Lost to reach, but not to feeling;
For the rain-drop never falls
O'er my head with pattering music, But it peoples memory's halls With the old familiar faces
Loved and treasured long ago, Treasured now as in life's springtime,— For no change my heart can know. And I live again my childhood
In the home far, far away;
Roam the woodland, orchard, wildwood, With my playmates still at play; Then my gray hairs press the pillow, Holding all the world aloof, Dreaming sweetly as I listen To the rain upon the roof.
Every pattering drop that falleth Seemeth like an angel's tread, Bringing messages of mercy
To the weary heart and head. Pleasant thoughts of years departed, Pleasant soothings for to-day, Earnest longings for to-morrow, Hoping for the far away; For I know each drop that falleth Comes to bless the thirsty earth, Making seed to bud and blossom, Springing all things into birth. As the radiant bow that scattereth All our faithlessness with proof Of a seedtime and a harvest, So the rain upon the roof.

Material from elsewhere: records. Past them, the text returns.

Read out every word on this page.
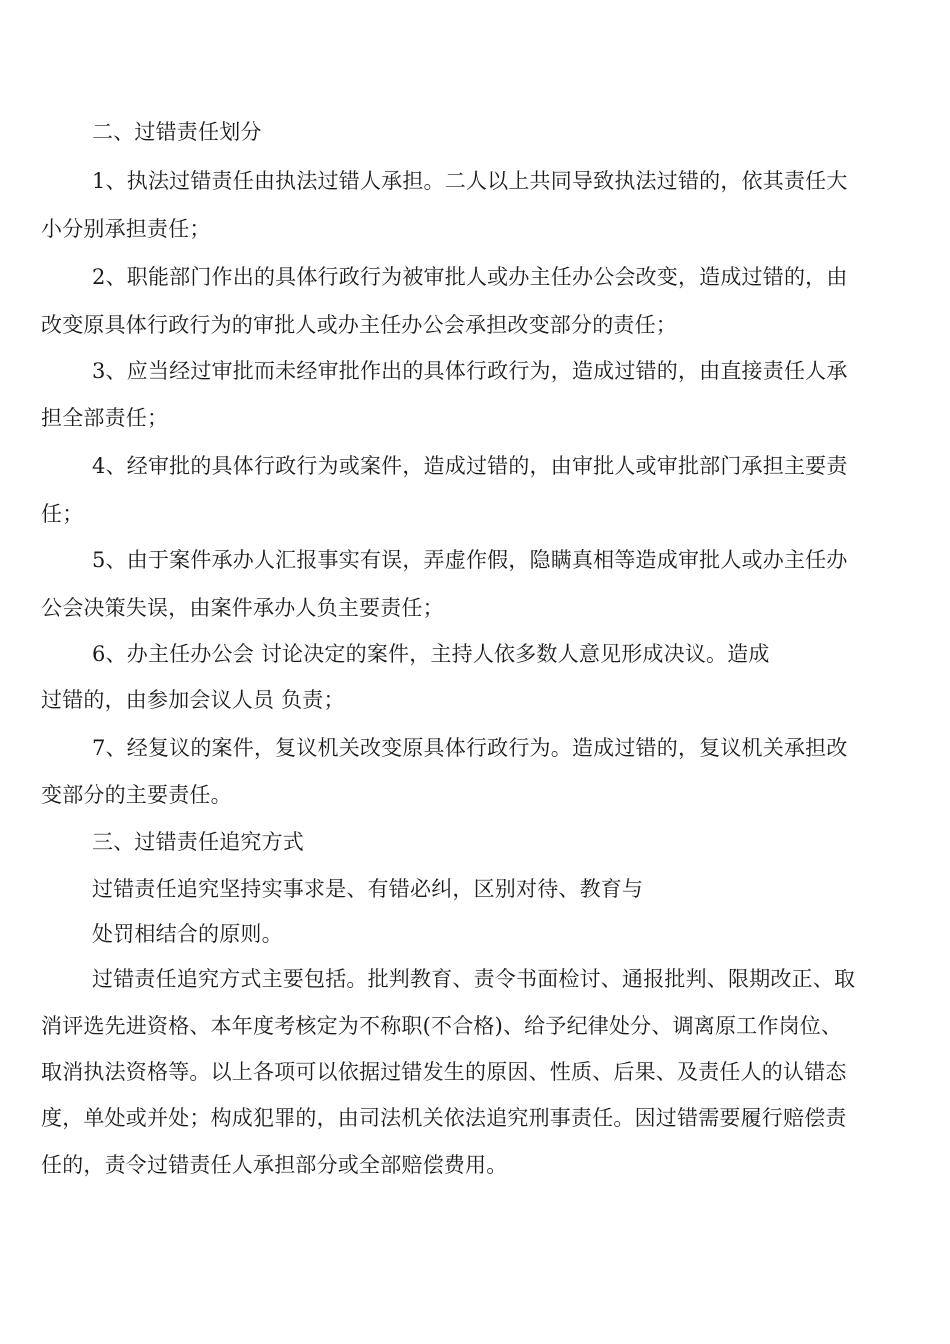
二、过错责任划分
1、执法过错责任由执法过错人承担。二人以上共同导致执法过错的，依其责任大
小分别承担责任；
2、职能部门作出的具体行政行为被审批人或办主任办公会改变，造成过错的，由
改变原具体行政行为的审批人或办主任办公会承担改变部分的责任；
3、应当经过审批而未经审批作出的具体行政行为，造成过错的，由直接责任人承
担全部责任；
4、经审批的具体行政行为或案件，造成过错的，由审批人或审批部门承担主要责
任；
5、由于案件承办人汇报事实有误，弄虚作假，隐瞒真相等造成审批人或办主任办
公会决策失误，由案件承办人负主要责任；
6、办主任办公会 讨论决定的案件，主持人依多数人意见形成决议。造成
过错的，由参加会议人员 负责；
7、经复议的案件，复议机关改变原具体行政行为。造成过错的，复议机关承担改
变部分的主要责任。
三、过错责任追究方式
过错责任追究坚持实事求是、有错必纠，区别对待、教育与
处罚相结合的原则。
过错责任追究方式主要包括。批判教育、责令书面检讨、通报批判、限期改正、取
消评选先进资格、本年度考核定为不称职(不合格)、给予纪律处分、调离原工作岗位、
取消执法资格等。以上各项可以依据过错发生的原因、性质、后果、及责任人的认错态
度，单处或并处；构成犯罪的，由司法机关依法追究刑事责任。因过错需要履行赔偿责
任的，责令过错责任人承担部分或全部赔偿费用。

WHEN the humid shadows hover Over all the starry spheres, And the melancholy darkness Gently weeps in rainy tears, What a joy to press the pillow Of a cottage-chamber bed, And to listen to the patter
Of the soft rain overhead!
Every tinkle on the shingles Has an echo in the heart, And a thousand dreamy fancies Into busy being start;
And a thousand recollections Weave their air-threads into woof, As I listen to the patter
Of the rain upon the roof.
Now in memory comes my mother As she used in years agone, To survey her darling dreamers Ere she left them till the dawn: Oh I see her leaning o'er me, As I list to this refrain Which is played upon the shingles By the patter of the rain.
Then my little seraph sister,
With her wings and waving hair, And her bright-eyed cherub brother- A serene, angelic pair!- Glide around my wakeful pillow, With their praise or mild reproof, As I listen to the murmur
Of the soft rain on the roof.
And another comes to thrill me With her eyes' delicious blue; And forget I, gazing on her, That her heart was all untrue:
I remember that I loved her As I ne'er may love again, And my heart's quick pulses vibrate To the patter of the rain.
There is nought in art's bravuras That can work with such a spell In the spirit's pure deep fountains, Whence the holy passions swell, As that melody of Nature,
That subdued, subduing strain, Which is played upon the shingles By the patter of the rain.
NOTE.This charming poem was so long a vagrant that its text became very much corrupted until the author furnished a version for publication in which the last verse read as follows:
Art hath nought of tone or cadence That can work with such a spell In the soul's mysterious fountains, Whence the tears of rapture well, As that melody of Nature,
That subdued, subduing strain, Which is played upon the shingles By the patter of the rain.